Pramoedya, keras tetapi lembut

Pramoedya Ananta Toer.KOMPAS/JOHNNY TG Pramoedya Ananta Toer.
Pram, baginya, adalah sosok pejuang Indonesia yang bercita-cita tinggi untuk kejayaan nusa dan bangsanya.

"Apa yang dilakukan Pram ‎membuktikan betapa besar cintanya kepada Tanah Air dan bangsanya, betapa tinggi rasa solidaritasnya kepada sesama umat yang tertindas.

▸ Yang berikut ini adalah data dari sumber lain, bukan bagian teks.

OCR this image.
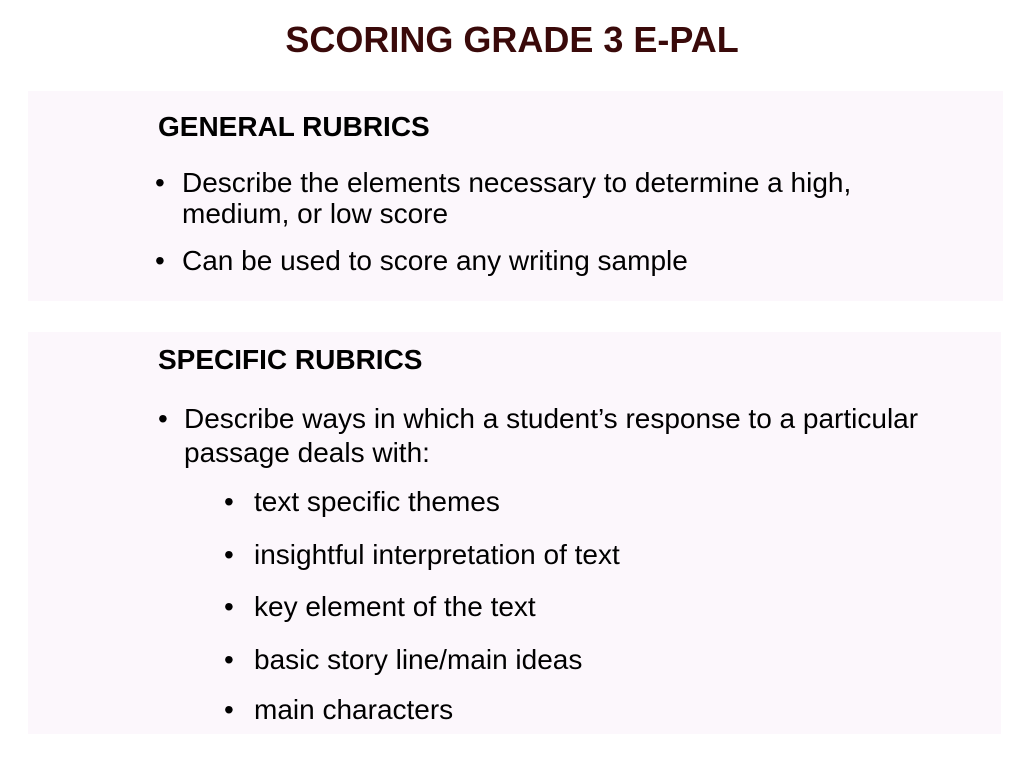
SCORING GRADE 3 E-PAL
GENERAL RUBRICS
• Describe the elements necessary to determine a high, medium, or low score
• Can be used to score any writing sample
SPECIFIC RUBRICS
• Describe ways in which a student’s response to a particular passage deals with:
• text specific themes
• insightful interpretation of text
• key element of the text
• basic story line/main ideas
• main characters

Hati nuraninya terpanggil demi kebenaran, keadilan, dan kemerdekaan," kata Soes saat ditemui di kediamannya, Kamis (31/5/2018).

"Kondisi Indonesia saat itu bagi Pram merupakan kenyataan hidup yang pahit dan menyakitkan.‎ Bangsa besar yang kacau dengan kekayaan alam yang besar, namun (kerap melakukan) impor," tambah dia.

Baca juga: Kisah Soesilo Toer Dituding PKI, Jadi Pemulung Lalu Bangun Perpustakaan untuk Sang Kakak (2)

Melalui tulisan, lanjut Soes, Pram bertarung melawan pusaran sejarah karena Pram tidak mau dilindas sejarah. Pram terus berjuang melawan ketidakadilan.

"‎Pram tidak mau menjadi gabus yang dipermainkan ombak di tengah samudera sejarah dan setelah itu takluk terhempas menjadi sampah di pantai. P‎ram adalah sejarah yang selalu bertabrakan muka dengan sejarah resmi yang dibuat negara," ungkapnya.‎

Sebagai saudara tertua, bagi Soes, ‎Pram merupakan orangtua yang berjasa‎ besar bagi perjalanan hidupnya. Soes ditinggal sang ibu sejak berumur 4 tahun. Kemudian sang ayah juga berpulang.

Sejak SMP, Soes ikut Pram ke Jakarta. Dari situlah banyak kenangan yang sulit terlupakan bagi Soes.

Pram, lanjut dia, berwatak keras seperti ayahnya yang seorang guru. Berkali-kali Soes mendapat perlakuan kasar dari Pram karena ulahnya yang bandel. Meski demikian, Pram sangat mencintai Soes.

"Saya waktu kecil pernah naik sepeda di gang sempit. Saat itu saya tak sengaja menabrak anak kecil‎ hingga ia jatuh ke parit. Kejadian itu sampai ke telinga Pram hingga Pram mengajak saya bertemu orangtua anak kecil itu. Pram memukul saya berkali-kali di‎ hadapan orangtua anak itu. Saat itu saya terpaksa meminta maaf padahal saya tidak salah," kata Soes.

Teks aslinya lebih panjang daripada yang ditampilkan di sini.